All mothers were White, 62% had completed college, and 42% were employed.
At baseline, 12% of children were only children, 49% were oldest siblings, and 39% were younger siblings.
Limitations
Parent distress and psychological functioning may have confounded the results since parents rated their own psychological functioning and their child's behavior problems.
Parents who chose not to participate may have differed in unknown ways (e.g., how busy or overwhelmed they felt) from those who participated.
No causal conclusions can be drawn without a control group.
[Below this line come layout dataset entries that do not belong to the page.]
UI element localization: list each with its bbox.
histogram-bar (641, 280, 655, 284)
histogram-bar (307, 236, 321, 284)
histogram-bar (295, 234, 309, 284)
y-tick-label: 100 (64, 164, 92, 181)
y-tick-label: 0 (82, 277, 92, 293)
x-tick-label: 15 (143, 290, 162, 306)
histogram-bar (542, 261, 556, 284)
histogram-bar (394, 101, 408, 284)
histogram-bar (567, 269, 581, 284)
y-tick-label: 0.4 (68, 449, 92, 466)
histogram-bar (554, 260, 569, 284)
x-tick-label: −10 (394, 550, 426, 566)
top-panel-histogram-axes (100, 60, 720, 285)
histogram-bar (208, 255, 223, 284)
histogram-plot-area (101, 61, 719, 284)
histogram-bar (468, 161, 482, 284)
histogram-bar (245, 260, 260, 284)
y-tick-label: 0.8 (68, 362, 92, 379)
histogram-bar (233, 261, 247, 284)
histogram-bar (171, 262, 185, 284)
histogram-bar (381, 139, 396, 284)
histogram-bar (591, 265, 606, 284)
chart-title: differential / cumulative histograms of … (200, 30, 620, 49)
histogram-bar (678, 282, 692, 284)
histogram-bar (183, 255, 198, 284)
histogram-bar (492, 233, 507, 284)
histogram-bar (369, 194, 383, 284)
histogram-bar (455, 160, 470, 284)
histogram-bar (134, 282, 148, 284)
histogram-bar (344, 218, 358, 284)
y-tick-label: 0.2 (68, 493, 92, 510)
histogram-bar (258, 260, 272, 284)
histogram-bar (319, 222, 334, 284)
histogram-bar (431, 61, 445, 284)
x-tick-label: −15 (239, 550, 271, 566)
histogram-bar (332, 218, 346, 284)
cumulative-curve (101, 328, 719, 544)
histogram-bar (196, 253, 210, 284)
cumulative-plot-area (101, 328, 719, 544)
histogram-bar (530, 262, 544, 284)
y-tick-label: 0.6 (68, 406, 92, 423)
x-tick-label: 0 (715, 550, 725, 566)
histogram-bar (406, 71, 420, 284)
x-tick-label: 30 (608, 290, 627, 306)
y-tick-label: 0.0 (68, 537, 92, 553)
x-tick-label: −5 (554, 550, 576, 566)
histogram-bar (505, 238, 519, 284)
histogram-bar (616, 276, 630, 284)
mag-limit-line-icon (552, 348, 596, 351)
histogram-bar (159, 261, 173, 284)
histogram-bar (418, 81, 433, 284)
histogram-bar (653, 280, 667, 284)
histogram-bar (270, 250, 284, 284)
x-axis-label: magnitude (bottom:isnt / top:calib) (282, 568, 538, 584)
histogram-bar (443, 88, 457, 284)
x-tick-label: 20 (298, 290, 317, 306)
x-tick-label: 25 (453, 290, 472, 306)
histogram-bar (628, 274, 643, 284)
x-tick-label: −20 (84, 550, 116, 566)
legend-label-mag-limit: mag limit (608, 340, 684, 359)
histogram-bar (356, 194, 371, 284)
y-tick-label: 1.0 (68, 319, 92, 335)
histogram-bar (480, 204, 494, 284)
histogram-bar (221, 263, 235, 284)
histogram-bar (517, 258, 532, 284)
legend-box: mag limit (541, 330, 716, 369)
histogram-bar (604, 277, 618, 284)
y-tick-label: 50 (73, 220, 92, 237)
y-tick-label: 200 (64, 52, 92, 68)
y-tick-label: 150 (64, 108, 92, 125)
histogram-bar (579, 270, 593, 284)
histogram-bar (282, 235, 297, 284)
Avenues for Future Research
Conduct a similar study using researchers to code parent behavior in addition to child report of representations
Explore the impact of family structure (e.g., single-parent families, two-parent families) and the child's representation of other caregivers on the relationship between mother representations and child behavior
Investigate how children's representations of their mothers impact their long-term well-being (e.g., academic, social, emotional) in middle childhood and adolescence
Design Rating
2 Stars - There are some flaws in the study design or research sample, but those flaws do not significantly threaten the ability to make conclusions based on the data.
Methods Rating
2 Stars - There are no significant biases or deficits in the way the variables in the study are defined or measures and conclusions are appropriately drawn from the analyses performed.
Limitations Rating
2 Stars - There are a few factors that limit the ability to extend the results to an entire population, but the results can be extended to most of the population.
Focus
Civilian
Population Focus
Abstract
We investigated associations between children's representations of mothers in their play narratives and measures of children's and mother socioemotional adaptation, and explored the development of these representations between the ages of 4 and 5 years. Fifty-one children were interviewed using the MacArthur Story-Stem Battery to obtain their narrative representations of mothers. Positive, Negative, and Disciplinary representation composites were generated. Children who had more Positive and Disciplinary representations and fewer Negative representations had fewer behavior problems and their mothers reported less psychological distress. In addition, 5-year-olds had more Positive and Disciplinary representations and fewer Negative representations did 4-year-olds, and there was moderate stability in individual differences in children's representations of mothers across the 2 ages. The results add an important dimension to research on parent-child relationships—that of children's perspectives on these relationships.